Hello,
I am testing my application that calculate Strongly Connected Components of several graphs in parallel. Each graph has its own stream to offload the calculation and retrieve the result . For few small graphs everything works, but when I increase the number and size of the graphs, after some minutes of computation I got the following error:
#0 0x00007ffff631b3ea in ?? () from /lib/x86_64-linux-gnu/libcuda.so.1
#1 0x00007ffff628512b in ?? () from /lib/x86_64-linux-gnu/libcuda.so.1
#2 0x00007ffff6285498 in ?? () from /lib/x86_64-linux-gnu/libcuda.so.1
#3 0x00007ffff65103d7 in ?? () from /lib/x86_64-linux-gnu/libcuda.so.1
#4 0x00007ffff65108a2 in ?? () from /lib/x86_64-linux-gnu/libcuda.so.1
#5 0x00007ffff62b767e in ?? () from /lib/x86_64-linux-gnu/libcuda.so.1
#6 0x00007ffff651548d in ?? () from /lib/x86_64-linux-gnu/libcuda.so.1
#7 0x00007ffff626bbf0 in ?? () from /lib/x86_64-linux-gnu/libcuda.so.1
#8 0x00007ffff626c3c4 in ?? () from /lib/x86_64-linux-gnu/libcuda.so.1
#9 0x00007ffff626e019 in ?? () from /lib/x86_64-linux-gnu/libcuda.so.1
#10 0x00007ffff62dd959 in ?? () from /lib/x86_64-linux-gnu/libcuda.so.1
#11 0x000055555569d819 in __cudart601 ()
#12 0x00005555556709cd in __cudart738 ()
#13 0x00005555556c1d92 in cudaMemcpyAsync ()

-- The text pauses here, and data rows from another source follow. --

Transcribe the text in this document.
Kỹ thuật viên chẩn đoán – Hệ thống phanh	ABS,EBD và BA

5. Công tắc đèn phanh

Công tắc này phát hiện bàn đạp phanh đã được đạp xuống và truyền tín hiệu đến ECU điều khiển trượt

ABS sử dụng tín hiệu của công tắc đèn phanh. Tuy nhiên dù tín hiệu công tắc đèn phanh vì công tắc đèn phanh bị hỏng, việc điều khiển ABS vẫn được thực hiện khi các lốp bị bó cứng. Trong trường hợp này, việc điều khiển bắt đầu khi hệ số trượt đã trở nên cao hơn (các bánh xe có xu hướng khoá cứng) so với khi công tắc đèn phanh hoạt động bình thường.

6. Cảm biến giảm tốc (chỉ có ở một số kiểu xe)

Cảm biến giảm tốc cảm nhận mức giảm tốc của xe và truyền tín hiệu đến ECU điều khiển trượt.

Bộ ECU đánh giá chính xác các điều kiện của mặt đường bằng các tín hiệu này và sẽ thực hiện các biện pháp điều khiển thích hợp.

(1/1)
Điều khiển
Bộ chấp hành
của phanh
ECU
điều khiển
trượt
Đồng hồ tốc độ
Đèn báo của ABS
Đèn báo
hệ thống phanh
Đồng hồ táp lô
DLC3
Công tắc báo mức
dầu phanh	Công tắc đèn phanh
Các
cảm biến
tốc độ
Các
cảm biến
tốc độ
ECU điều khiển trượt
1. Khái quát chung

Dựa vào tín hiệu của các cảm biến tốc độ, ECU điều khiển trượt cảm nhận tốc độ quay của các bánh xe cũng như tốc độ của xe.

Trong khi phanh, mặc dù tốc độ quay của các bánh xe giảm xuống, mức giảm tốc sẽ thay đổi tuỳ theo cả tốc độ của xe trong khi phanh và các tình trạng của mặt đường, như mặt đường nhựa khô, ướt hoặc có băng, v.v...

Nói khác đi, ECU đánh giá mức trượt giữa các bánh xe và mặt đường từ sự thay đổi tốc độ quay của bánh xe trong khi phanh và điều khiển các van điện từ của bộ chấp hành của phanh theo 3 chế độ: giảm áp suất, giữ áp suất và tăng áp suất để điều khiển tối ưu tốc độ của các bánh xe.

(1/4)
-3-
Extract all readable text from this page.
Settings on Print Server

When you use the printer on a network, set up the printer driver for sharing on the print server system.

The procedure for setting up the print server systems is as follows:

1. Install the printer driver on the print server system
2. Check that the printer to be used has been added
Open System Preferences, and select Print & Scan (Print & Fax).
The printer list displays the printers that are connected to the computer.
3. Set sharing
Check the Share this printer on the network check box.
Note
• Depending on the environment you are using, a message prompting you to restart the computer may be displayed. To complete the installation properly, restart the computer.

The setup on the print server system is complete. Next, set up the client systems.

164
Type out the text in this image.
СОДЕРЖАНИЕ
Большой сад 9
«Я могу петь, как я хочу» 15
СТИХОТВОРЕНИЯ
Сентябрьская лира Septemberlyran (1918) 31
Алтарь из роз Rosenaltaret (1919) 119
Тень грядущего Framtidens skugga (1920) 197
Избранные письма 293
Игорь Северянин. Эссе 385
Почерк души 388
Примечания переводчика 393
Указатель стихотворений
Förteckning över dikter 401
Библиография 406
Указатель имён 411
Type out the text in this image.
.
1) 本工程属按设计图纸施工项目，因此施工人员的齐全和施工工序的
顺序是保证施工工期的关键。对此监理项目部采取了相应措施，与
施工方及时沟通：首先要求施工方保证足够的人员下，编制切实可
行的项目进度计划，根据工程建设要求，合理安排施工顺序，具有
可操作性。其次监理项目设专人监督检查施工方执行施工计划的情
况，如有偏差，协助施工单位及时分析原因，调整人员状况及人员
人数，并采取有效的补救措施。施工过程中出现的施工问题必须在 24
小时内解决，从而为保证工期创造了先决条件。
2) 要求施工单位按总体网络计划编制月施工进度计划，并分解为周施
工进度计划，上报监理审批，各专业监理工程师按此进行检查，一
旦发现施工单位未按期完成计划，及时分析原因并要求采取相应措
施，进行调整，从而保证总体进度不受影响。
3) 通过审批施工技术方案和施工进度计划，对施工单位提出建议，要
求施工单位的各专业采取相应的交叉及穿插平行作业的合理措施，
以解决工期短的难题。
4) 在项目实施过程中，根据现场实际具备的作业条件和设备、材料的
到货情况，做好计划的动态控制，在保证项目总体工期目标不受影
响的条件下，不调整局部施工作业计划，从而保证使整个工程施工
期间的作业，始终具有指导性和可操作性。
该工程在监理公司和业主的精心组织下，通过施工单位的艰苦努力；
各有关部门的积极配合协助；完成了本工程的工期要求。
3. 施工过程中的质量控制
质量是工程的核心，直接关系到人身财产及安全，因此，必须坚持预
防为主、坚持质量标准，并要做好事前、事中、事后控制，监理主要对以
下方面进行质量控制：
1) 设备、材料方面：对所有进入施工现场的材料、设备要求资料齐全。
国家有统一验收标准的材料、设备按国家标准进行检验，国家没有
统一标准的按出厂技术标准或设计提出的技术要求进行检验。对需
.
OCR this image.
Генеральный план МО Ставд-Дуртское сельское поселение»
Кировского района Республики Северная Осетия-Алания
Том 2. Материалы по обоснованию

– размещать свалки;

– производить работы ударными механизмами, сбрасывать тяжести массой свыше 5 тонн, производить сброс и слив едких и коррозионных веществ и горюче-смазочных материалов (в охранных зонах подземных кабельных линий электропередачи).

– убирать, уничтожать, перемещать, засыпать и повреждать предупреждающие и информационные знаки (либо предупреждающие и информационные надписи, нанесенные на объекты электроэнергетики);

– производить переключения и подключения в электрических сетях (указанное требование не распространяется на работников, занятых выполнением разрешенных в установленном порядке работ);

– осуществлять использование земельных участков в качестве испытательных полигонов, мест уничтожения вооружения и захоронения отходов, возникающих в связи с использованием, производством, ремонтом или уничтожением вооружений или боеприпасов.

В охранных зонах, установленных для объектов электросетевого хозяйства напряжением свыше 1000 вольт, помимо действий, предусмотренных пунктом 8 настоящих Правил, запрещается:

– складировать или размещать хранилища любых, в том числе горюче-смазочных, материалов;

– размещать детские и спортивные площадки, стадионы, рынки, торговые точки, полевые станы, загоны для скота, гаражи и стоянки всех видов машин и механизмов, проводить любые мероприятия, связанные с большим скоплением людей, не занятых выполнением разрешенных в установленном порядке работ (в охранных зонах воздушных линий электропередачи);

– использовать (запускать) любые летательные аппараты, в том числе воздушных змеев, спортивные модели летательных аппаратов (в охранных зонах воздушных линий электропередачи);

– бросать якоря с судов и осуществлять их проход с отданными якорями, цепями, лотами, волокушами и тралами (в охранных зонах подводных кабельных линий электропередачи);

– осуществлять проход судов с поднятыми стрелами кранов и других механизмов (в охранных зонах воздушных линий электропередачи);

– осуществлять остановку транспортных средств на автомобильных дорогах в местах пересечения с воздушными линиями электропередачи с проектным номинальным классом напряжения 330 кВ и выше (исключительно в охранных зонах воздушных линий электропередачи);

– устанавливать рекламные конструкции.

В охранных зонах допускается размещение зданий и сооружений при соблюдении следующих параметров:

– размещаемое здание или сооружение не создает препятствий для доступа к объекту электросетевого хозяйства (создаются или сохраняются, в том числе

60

The memory pointers involved in the cudaMemcpyAsync seems ok. If I process the graphs sequentially everything seems to work fine. Memcheck is not helping since it force every call to be synchronous making the whole process sequential.
Do you have any suggestion about how to debug this error?